Amazon’s history seems to belie this claim. For more than a decade, Wall Street allowed the company to plow any profits into price discounts. Partly as a result, Amazon has grown so large that it can undercut other companies just by announcing that it will soon compete with them. When Amazon purchased Whole Foods, its market cap rose by $15.6 billion—some $2 billion more than it paid for the chain. Meanwhile, the rest of the grocery industry immediately lost $37 billion in market value. (Amazon protests that it has no control over how investors value its competitors.)
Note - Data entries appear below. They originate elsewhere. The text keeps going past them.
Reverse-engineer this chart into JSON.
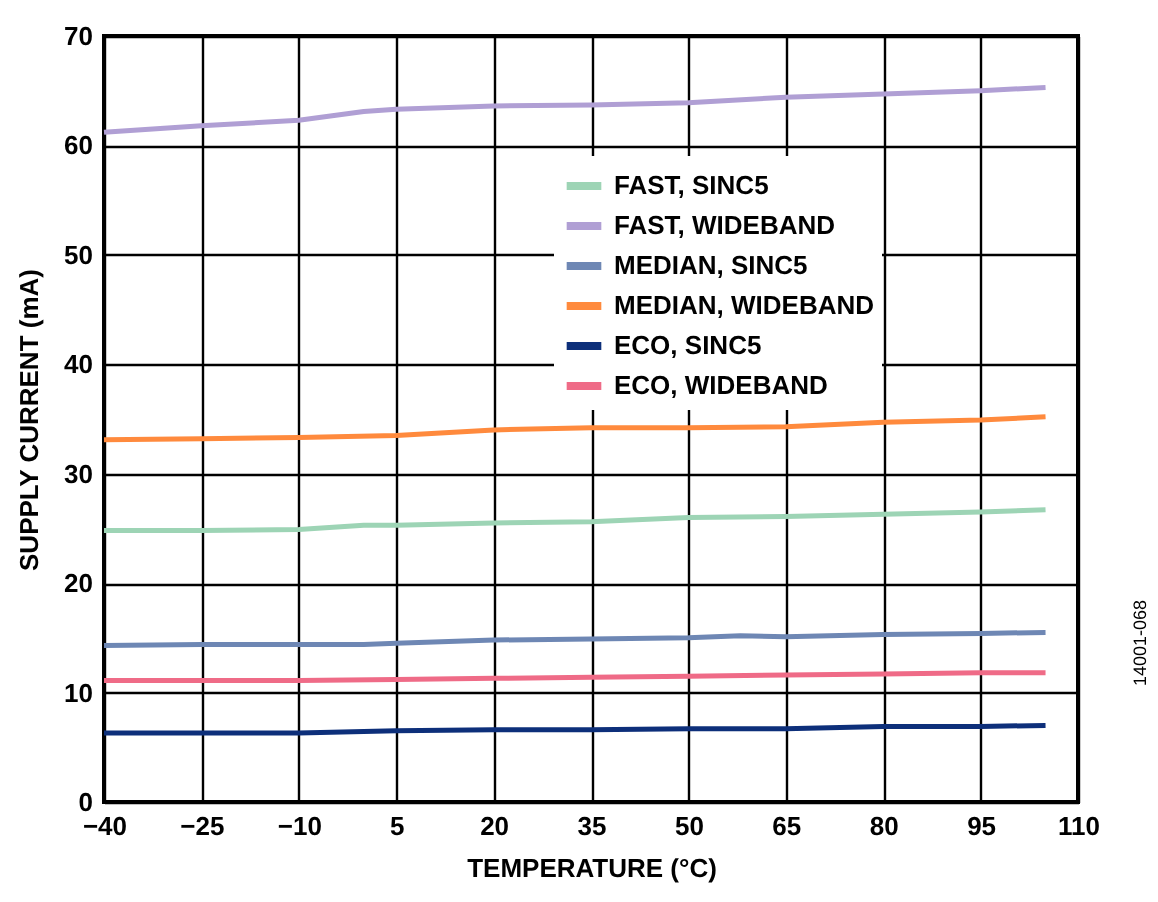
{
  "chart_data": {
    "type": "line",
    "xlabel": "TEMPERATURE (°C)",
    "ylabel": "SUPPLY CURRENT (mA)",
    "xlim": [
      -40,
      110
    ],
    "xticks": [
      -40,
      -25,
      -10,
      5,
      20,
      35,
      50,
      65,
      80,
      95,
      110
    ],
    "ylim": [
      0,
      70
    ],
    "yticks": [
      0,
      10,
      20,
      30,
      40,
      50,
      60,
      70
    ],
    "grid": true,
    "legend": "top right",
    "line_style": "solid",
    "marker": "none",
    "annotations": [
      "14001-068"
    ],
    "series": [
      {
        "name": "FAST, SINC5",
        "color": "#9dd4b5",
        "x": [
          -40,
          -25,
          -10,
          0,
          5,
          20,
          35,
          50,
          65,
          80,
          95,
          105
        ],
        "values": [
          24.8,
          24.8,
          24.9,
          25.3,
          25.3,
          25.5,
          25.6,
          26.0,
          26.1,
          26.3,
          26.5,
          26.7
        ]
      },
      {
        "name": "FAST, WIDEBAND",
        "color": "#b09fd4",
        "x": [
          -40,
          -25,
          -10,
          0,
          5,
          20,
          35,
          50,
          65,
          80,
          95,
          105
        ],
        "values": [
          61.2,
          61.8,
          62.3,
          63.1,
          63.3,
          63.6,
          63.7,
          63.9,
          64.4,
          64.7,
          65.0,
          65.3
        ]
      },
      {
        "name": "MEDIAN, SINC5",
        "color": "#6e87b4",
        "x": [
          -40,
          -25,
          -10,
          0,
          5,
          20,
          35,
          50,
          58,
          65,
          80,
          95,
          105
        ],
        "values": [
          14.3,
          14.4,
          14.4,
          14.4,
          14.5,
          14.8,
          14.9,
          15.0,
          15.2,
          15.1,
          15.3,
          15.4,
          15.5
        ]
      },
      {
        "name": "MEDIAN, WIDEBAND",
        "color": "#ff8a3d",
        "x": [
          -40,
          -25,
          -10,
          5,
          20,
          35,
          50,
          65,
          80,
          95,
          105
        ],
        "values": [
          33.1,
          33.2,
          33.3,
          33.5,
          34.0,
          34.2,
          34.2,
          34.3,
          34.7,
          34.9,
          35.2
        ]
      },
      {
        "name": "ECO, SINC5",
        "color": "#0d2f7a",
        "x": [
          -40,
          -25,
          -10,
          5,
          20,
          35,
          50,
          65,
          80,
          95,
          105
        ],
        "values": [
          6.3,
          6.3,
          6.3,
          6.5,
          6.6,
          6.6,
          6.7,
          6.7,
          6.9,
          6.9,
          7.0
        ]
      },
      {
        "name": "ECO, WIDEBAND",
        "color": "#ef6b87",
        "x": [
          -40,
          -25,
          -10,
          5,
          20,
          35,
          50,
          65,
          80,
          95,
          105
        ],
        "values": [
          11.1,
          11.1,
          11.1,
          11.2,
          11.3,
          11.4,
          11.5,
          11.6,
          11.7,
          11.8,
          11.8
        ]
      }
    ]
  }
}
When a company has such power, Khan believes, it will almost inevitably wield that power far and wide, distorting not just the market itself, but the whole of American life. With sufficient power, companies can commission studies, rewrite regulations, bulldoze neighborhoods, and impoverish education and welfare systems by securing billions in sweetheart tax cuts. When a company comes to monopolize a market—when it grows so big that it can threaten other industries just by entering them—it ceases to be merely a company. It becomes an institution so powerful that it can rule over people like a government.
Robinson Meyer unpacks the story of Lina Khan and her investigation into Amazon and the antitrust movement. This stems from a paper, “Amazon’s Antitrust Paradox,” Khan wrote in the Yale Law Review. Although Meyer focuses on Amazon, this has ramifications for all the platform monopolies. It is also increasingly having an influence on education.